Lewis/Life - Review of Key Concepts

Review of Key Concepts - Chapter 39

All animals have immune defenses that distinguish self from nonself and make survival possible in an environment with parasitic or infectious organisms. Immunity also fights cancer. Simple animals have amebocytes, and more complex animals have circulating phagocytes that engulf and destroy invaders. An immune response is fast, specific, diverse, and "remembers."
Nonspecific human defenses prevent infectious agents from entering the body. These include barriers such as skin, mucous membranes, secretions, and cilia. If microbes penetrate the barriers, phagocytes engulf and digest them. Inflammation, antimicrobial substances, and fever create an environment hostile to pathogens.
Macrophages quickly phagocytize infectious microbes. The macrophage displays a piece of the microbe's surface on its own surface, with an HLA glycoprotein, which alerts and activates helper T cells, which in turn activate B cells.
Activated B cells carry out the humoral immune response. They mature into plasma cells and secrete antibodies. A first reaction to a particular foreign antigen is a primary immune response; memory cells formed from some of the activated B cells provide a quick secondary immune response when an antigen is encountered again.
An antibody is a Y-shaped protein composed of two heavy chains and two light chains. Each chain has a region with a constant amino acid sequence and a region of variable sequence. The tips of the Y-shaped antibody form an antigen binding site, where a foreign antigen binds. Antibodies bind antigens and form complexes that attract other immune system components. The human body can produce a tremendous variety of antibody molecules because DNA segments shuffle during early B cell development.
T cells carry out the cellular immune response. They are educated in the thymus gland to recognize self. Helper T cells activate other T cells and B cells. A helper T cell's CD4 antigen binds to macrophages presenting antigens. Cytotoxic T cells release biochemicals that bore into bacteria, kill them, and also destroy body cells covered with viruses. T cells secrete cytokines, which control communication within the immune system.
The fetal immune system learns to recognize self but does not mature until about 18 months after birth. The fetus and newborn receive passive immunity via the placenta and breast milk. Active immunity builds during the first 2 years.
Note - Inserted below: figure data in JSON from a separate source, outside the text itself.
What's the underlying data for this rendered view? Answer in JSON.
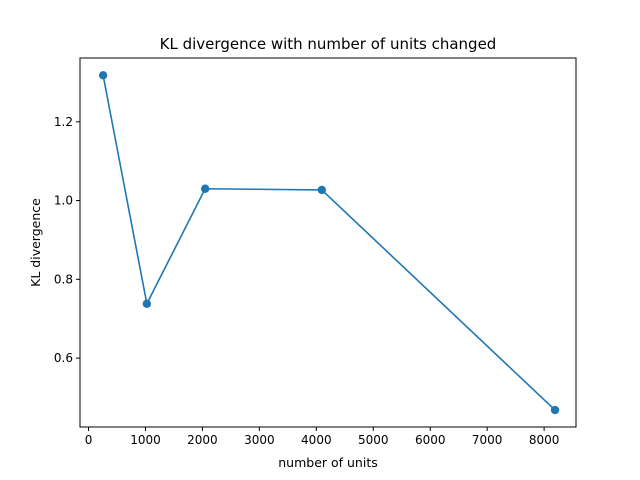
{
  "chart_data": {
    "type": "line",
    "title": "KL divergence with number of units changed",
    "xlabel": "number of units",
    "ylabel": "KL divergence",
    "xlim": [
      -150,
      8560
    ],
    "ylim": [
      0.425,
      1.362
    ],
    "xticks": [
      0,
      1000,
      2000,
      3000,
      4000,
      5000,
      6000,
      7000,
      8000
    ],
    "xtick_labels": [
      "0",
      "1000",
      "2000",
      "3000",
      "4000",
      "5000",
      "6000",
      "7000",
      "8000"
    ],
    "yticks": [
      0.6,
      0.8,
      1.0,
      1.2
    ],
    "ytick_labels": [
      "0.6",
      "0.8",
      "1.0",
      "1.2"
    ],
    "grid": false,
    "legend": "none",
    "series": [
      {
        "color": "#1f77b4",
        "marker": "circle",
        "x": [
          256,
          1024,
          2048,
          4096,
          8192
        ],
        "y": [
          1.318,
          0.738,
          1.03,
          1.027,
          0.468
        ]
      }
    ]
  }
}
The immune system begins to lose function in adolescence.
Immune system breakdown may be acquired or inherited. HIV overtakes helper T cells, preventing them from activating B cells. HIV replicates using reverse transcriptase; the T cells burst, releasing many viruses. Immunity is suppressed and opportunistic infections set in. HIV is affecting more diverse population groups, but long-term survivors may provide information that can lead to a cure. People who are resistant to HIV infection have abnormal HIV receptors on CD4 helper T cells. In severe combined immune deficiency (SCID), a person is born lacking T and B cells. Chronic fatigue syndrome reflects an overactive immune system.
In an autoimmune disorder, the body manufactures autoantibodies against its own cells. Autoimmunity may result from a virus that has borrowed a self antigen, from T cells that cannot distinguish self from nonself, or from bacterial or cancer cells that have antigens that resemble a self antigen.
In an allergy, immunity attacks a harmless substance, called an allergen. When a person contacts an allergen, IgE antibodies bind mast cells, which release allergy mediators that cause symptoms. Anaphylactic shock is a systemic, severe allergic reaction.
Several technologies alter immune system function. Vaccines are killed, weakened, or partial pathogens that stimulate antibody production without causing disease. Transplants can sometimes succeed if immune attack against nonself tissue is shut off. Individual activated B cells fused with cancer cells form hybridomas, which secrete monoclonal antibodies. Cytokines and monoclonal antibodies are useful in diagnosing and treating some diseases.